Around 26% of the world’s female population is of reproductive age, and therefore menstruates each month for two to seven days. Over a lifetime, that is 9 years in total a female is menstruating. Yet, as normal as this natural process is, it has been stigmatised all over the world.
Access to information, education, menstrual hygiene products and appropriate facilities for management and disposal of products associated with menstruation, is lacking. The lack of these essentials is referred to as ‘period poverty.’ According to the 2021 Period Pride Report, 1 in 5 Australian women experience period poverty. Removing the stigma and taboo of menstruation, as well as ensuring everyone who has a period has easy access to period products when they need them is about achieving ‘period justice’.
That’s why at this week’s council meeting, I am moving that the Town of Gawler, with funding from the Commissioner of Children and Young People, partner with TABOO Period Products, a social enterprise founded in Adelaide, to provide free pads and tampons to anyone who needs them at select locations in council-owned facilities.
This will ensure we play out part on fighting for period justice within our community, and giving members of our community who might find it difficult to access period products an option.
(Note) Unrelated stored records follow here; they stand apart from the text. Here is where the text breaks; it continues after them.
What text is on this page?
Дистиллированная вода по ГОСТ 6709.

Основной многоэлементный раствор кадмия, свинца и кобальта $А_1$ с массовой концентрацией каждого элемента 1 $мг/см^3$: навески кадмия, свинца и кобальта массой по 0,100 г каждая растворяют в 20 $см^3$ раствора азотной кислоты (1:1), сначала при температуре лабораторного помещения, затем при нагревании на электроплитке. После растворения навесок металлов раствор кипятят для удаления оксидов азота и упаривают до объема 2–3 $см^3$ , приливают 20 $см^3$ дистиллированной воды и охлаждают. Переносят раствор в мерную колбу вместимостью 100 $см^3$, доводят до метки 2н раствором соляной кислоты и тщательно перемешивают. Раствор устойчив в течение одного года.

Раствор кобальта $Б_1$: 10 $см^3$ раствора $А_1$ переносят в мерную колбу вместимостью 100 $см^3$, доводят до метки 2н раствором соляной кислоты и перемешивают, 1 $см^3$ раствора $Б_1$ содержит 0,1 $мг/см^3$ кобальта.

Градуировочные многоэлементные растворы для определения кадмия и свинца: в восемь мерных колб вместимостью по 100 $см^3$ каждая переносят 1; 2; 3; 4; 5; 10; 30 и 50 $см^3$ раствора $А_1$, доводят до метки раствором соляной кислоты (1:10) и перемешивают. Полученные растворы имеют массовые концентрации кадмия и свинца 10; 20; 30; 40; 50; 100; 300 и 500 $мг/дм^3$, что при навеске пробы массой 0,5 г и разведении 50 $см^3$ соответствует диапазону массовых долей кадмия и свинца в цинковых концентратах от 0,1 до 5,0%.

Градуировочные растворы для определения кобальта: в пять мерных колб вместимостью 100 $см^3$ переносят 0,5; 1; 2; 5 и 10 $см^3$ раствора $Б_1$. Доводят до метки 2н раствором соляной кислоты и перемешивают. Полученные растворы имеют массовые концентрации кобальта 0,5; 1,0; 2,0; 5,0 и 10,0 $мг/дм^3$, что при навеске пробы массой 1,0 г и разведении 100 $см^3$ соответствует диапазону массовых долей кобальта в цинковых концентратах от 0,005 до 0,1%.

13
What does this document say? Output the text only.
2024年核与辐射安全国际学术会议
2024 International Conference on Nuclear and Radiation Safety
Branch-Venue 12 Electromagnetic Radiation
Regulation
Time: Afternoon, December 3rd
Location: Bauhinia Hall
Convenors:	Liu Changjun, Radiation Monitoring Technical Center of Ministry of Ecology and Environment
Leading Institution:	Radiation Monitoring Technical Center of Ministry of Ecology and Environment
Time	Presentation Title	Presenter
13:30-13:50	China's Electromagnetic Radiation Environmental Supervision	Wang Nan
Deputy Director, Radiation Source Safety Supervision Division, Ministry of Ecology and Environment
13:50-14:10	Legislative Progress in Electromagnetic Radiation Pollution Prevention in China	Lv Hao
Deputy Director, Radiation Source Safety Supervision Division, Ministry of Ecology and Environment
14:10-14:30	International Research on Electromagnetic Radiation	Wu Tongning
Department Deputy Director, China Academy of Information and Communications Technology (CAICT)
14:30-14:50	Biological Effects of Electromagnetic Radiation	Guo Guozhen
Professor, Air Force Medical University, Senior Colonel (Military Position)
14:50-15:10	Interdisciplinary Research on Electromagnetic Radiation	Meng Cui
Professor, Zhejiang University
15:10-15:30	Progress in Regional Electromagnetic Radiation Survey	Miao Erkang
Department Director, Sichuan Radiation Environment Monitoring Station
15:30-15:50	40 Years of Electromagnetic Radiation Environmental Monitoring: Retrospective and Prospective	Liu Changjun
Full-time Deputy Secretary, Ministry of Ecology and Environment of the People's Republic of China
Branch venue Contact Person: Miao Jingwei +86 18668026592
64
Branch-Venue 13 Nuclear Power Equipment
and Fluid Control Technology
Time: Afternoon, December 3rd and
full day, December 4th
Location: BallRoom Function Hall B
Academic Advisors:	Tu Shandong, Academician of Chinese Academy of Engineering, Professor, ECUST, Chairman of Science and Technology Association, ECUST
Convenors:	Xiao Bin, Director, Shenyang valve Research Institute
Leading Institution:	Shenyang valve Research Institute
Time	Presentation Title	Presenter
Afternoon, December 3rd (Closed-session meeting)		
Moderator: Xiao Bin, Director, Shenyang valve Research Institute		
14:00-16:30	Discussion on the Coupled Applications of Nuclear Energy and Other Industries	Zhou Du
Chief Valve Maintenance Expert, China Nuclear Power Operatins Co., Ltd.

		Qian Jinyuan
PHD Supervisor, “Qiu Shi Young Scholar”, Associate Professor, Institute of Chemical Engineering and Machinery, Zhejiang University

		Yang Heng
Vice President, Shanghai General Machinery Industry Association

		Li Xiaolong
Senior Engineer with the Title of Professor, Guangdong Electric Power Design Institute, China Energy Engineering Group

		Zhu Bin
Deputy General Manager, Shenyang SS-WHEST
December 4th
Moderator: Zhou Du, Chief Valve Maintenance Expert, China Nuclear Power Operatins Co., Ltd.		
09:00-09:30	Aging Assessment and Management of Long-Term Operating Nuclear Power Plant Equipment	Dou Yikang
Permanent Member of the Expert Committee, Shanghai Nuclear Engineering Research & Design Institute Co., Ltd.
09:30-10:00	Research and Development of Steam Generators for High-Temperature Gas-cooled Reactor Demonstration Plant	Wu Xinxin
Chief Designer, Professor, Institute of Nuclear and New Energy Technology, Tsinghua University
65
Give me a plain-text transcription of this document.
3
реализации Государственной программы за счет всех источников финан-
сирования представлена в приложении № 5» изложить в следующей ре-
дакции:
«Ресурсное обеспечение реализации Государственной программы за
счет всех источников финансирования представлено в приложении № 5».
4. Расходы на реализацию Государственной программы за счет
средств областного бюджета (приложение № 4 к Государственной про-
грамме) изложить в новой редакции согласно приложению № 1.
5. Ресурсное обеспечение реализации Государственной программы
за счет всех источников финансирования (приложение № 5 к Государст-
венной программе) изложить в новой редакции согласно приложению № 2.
At the same time, also reducing the stigma around periods.
We need to live in a world where access to tampons and pads are just as common as access to toilet paper.
By implementing a program such as this and partnering with TABOO, it shows the broader community that we are serious about fighting for equal rights and willing to act on a serious injustice that historically around the world has never been talked about, yet had any action taken.